その後、戦い方が変わり騎馬に乗っての戦いから、地面にたっての戦いになる。
刀剣はあまり長くなく反りが小さいものになった。
刀剣は、鉄を何度もたたいてのばしつくる。
日本にはコークスなどの鉄を熱するには高温になる材がなかった。
鉄をドロドロに溶かす温度までできなかった。
鉄を熱くしアメのようにする温度までしか温度を上げられなかった。
刀をつくる職人は、この熱い鉄を何度もたたいてのばし刀剣にした。
折り返して15回程度折り返すことをおこなった。
このようにすると。約3万の層ができる。
この層が刀剣の強さと地模様をつくる。
ドイツは、名刀正宗をドイツに持っていき、分析し同じものをつくろうとした。
しかし、つくれなかった。約3万の層がつくれなかった。
刀の層の技術が、ドイツのタイガー戦車に応用された。
非常に強度の強い戦車になった。
武士にとり、刀剣は非常に大切なものだった。
刀剣は腰の左にさす。
往来で、互いの刀剣があたらないように、左側通行で歩いた。
それが、今も車は左側通行として残っている。
「元の鞘に収まる」は刀剣からのことば。
刀剣はみな形が違う。刀剣の収まる鞘はひとつしかない。
「目抜き通り」という言葉は、その街で最も賑やかな場所をいう。
これは、刀のつかのところの目貫からのことば。


講演のあと、夢想神伝流水戸刀学会居合道部のみなさまによる居合道演武があった。

以下、茨城新聞参考。
■日本刀の分類。
もろ刃の剣(つるぎ)と長柄武器の槍・薙刀以外は除く。
日本刀は、長さ・銘の位置を基準に太刀・刀・脇差・短刀に分類。
長さ。
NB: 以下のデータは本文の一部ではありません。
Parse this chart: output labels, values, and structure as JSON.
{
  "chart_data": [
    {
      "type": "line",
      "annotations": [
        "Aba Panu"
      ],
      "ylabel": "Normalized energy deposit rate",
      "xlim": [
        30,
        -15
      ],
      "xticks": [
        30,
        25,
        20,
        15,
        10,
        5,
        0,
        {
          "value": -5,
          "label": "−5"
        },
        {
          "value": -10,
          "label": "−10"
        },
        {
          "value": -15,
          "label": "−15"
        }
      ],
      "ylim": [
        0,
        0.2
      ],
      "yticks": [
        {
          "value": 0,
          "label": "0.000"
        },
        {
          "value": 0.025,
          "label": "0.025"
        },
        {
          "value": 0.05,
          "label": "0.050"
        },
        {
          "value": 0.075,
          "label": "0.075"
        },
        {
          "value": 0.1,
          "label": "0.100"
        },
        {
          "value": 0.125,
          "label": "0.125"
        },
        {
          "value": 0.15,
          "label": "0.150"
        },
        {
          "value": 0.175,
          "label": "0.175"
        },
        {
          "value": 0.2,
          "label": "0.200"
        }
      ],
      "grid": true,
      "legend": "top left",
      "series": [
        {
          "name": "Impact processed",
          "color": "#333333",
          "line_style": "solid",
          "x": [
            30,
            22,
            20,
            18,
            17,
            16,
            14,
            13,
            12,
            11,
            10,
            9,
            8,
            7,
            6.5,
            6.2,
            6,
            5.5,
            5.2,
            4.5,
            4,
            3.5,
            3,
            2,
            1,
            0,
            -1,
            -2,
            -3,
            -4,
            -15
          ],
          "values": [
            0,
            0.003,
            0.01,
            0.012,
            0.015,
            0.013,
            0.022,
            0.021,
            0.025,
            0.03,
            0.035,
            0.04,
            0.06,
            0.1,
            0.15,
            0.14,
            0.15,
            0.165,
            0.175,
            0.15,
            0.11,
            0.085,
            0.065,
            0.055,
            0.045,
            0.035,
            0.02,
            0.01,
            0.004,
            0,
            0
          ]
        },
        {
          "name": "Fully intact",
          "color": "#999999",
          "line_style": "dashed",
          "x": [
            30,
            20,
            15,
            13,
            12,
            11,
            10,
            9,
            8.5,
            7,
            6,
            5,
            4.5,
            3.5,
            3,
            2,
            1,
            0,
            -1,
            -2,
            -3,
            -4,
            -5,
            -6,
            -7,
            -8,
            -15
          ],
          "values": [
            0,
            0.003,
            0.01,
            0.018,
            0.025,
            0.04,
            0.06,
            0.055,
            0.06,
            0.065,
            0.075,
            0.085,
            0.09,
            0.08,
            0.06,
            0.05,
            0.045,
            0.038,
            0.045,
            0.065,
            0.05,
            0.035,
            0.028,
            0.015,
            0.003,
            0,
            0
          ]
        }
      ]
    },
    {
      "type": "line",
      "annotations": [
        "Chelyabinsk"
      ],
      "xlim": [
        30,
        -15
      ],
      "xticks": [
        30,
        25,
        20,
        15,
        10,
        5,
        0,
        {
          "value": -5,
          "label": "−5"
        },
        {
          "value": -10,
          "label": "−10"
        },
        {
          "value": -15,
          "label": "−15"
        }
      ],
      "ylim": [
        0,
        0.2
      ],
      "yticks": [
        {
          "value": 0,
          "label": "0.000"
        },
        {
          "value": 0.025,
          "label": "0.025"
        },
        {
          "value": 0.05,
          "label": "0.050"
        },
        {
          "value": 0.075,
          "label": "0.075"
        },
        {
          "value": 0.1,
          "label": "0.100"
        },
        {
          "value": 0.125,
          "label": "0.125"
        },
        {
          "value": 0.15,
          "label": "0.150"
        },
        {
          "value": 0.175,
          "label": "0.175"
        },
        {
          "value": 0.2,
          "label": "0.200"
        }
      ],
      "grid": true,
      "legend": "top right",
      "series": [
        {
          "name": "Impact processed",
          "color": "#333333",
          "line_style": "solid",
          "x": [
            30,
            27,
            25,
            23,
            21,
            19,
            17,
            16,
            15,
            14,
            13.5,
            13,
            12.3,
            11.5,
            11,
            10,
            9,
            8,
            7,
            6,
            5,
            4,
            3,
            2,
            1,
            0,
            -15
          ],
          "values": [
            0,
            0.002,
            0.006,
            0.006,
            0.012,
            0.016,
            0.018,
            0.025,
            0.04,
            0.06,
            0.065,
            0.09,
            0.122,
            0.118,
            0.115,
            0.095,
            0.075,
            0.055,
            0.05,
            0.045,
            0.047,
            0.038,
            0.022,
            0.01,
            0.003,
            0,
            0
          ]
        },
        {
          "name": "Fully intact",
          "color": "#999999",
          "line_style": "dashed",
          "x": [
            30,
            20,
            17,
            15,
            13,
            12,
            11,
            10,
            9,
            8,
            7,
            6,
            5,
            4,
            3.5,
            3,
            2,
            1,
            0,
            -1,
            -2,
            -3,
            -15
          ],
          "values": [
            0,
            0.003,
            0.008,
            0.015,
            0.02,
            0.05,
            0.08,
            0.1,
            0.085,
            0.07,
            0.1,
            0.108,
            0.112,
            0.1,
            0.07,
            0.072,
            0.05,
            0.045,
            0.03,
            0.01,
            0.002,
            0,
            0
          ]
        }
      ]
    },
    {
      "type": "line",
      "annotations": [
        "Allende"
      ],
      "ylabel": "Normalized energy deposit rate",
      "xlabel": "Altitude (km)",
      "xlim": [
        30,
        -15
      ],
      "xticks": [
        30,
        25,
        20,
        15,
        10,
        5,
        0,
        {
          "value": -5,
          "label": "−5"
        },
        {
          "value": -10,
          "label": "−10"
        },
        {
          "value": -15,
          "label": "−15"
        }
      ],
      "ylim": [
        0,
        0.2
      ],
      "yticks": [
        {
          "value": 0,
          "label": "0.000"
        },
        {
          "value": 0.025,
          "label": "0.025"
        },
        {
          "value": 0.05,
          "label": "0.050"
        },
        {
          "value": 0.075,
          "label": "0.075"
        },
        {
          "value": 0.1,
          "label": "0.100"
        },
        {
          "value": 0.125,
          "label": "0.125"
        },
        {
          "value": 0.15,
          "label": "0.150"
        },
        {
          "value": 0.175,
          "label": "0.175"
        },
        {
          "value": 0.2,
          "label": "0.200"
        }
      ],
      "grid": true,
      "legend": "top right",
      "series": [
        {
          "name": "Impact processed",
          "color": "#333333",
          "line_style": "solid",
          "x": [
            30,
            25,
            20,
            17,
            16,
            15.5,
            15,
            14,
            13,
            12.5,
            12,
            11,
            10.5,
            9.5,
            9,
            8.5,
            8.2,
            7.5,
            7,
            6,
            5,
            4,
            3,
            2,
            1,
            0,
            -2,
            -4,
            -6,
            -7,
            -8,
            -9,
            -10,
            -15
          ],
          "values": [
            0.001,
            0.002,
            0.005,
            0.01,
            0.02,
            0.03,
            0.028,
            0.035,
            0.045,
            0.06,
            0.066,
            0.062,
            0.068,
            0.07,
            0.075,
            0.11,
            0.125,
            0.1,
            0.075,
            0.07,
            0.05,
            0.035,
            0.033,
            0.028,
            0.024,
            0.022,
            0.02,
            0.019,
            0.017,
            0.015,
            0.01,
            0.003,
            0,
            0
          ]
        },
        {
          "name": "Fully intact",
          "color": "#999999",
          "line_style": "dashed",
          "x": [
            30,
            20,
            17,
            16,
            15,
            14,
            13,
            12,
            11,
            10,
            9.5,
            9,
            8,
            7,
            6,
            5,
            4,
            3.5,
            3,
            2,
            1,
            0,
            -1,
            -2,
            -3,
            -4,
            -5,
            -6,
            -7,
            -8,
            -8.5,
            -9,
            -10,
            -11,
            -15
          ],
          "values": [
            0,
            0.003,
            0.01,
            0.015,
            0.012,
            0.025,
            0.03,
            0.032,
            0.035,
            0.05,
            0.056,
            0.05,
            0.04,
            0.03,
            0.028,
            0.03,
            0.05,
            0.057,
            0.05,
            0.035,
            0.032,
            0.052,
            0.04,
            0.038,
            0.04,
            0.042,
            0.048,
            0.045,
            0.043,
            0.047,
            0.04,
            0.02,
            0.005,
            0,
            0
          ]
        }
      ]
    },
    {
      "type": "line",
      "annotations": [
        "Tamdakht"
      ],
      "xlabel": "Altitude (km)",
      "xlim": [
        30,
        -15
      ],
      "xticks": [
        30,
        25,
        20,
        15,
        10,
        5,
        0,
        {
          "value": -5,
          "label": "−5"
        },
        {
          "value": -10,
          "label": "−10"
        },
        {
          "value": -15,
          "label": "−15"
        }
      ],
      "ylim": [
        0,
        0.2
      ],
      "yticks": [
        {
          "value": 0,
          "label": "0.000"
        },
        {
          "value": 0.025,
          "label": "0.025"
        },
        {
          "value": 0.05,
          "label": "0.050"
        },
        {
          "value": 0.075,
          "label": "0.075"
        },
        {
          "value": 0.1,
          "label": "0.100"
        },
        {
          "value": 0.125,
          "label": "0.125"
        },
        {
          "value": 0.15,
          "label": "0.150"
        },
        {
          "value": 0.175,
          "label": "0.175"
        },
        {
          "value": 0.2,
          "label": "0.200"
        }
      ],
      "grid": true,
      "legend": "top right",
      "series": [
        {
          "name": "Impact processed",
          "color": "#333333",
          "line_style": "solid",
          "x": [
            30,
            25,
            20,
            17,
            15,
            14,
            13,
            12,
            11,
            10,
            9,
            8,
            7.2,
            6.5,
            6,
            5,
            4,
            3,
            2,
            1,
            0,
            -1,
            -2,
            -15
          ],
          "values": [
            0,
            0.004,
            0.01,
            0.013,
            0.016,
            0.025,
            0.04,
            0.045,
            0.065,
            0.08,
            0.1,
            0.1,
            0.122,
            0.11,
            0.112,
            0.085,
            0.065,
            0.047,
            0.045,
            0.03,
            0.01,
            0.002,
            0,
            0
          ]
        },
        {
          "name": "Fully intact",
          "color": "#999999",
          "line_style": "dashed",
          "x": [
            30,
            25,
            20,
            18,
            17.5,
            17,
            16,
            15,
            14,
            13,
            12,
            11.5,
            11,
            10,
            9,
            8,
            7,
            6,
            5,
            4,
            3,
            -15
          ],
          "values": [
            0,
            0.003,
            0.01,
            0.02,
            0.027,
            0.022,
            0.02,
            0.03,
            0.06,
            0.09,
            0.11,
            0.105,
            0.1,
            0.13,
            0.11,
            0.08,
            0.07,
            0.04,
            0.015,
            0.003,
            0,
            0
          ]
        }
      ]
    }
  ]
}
刃の長さ66.6p以上 太刀または、刀。
66.6p〜30.3p 脇差。
30.3p以下 短刀。
銘の位置 身に着けた時、銘か体の外になる。
ただし、例外もある。
刃長が30.3p以上でも、短刀の特徴を持つ寸延び短刀がある。
神社や寺、身分の高い人へ納められた刀剣では、銘が逆になっていることもある。
太刀は刃を下にして腰に吊るす(展示は刃が下になる)。
刀は、刃を上にして帯に差す(展示は刃が下になる)。
■折り返し鍛錬。
日本刀は「折り返し鍛錬」でつくられる。
熱した鋼を槌で打ち延ばす。
二つに折り曲げてさらに延ばす。
5〜15回繰り返す。
鋼の中の不純物がとりのぞかれる。
15回繰り返すと、32,768の層になる。
この層が日本刀の表面に鍛え肌となる。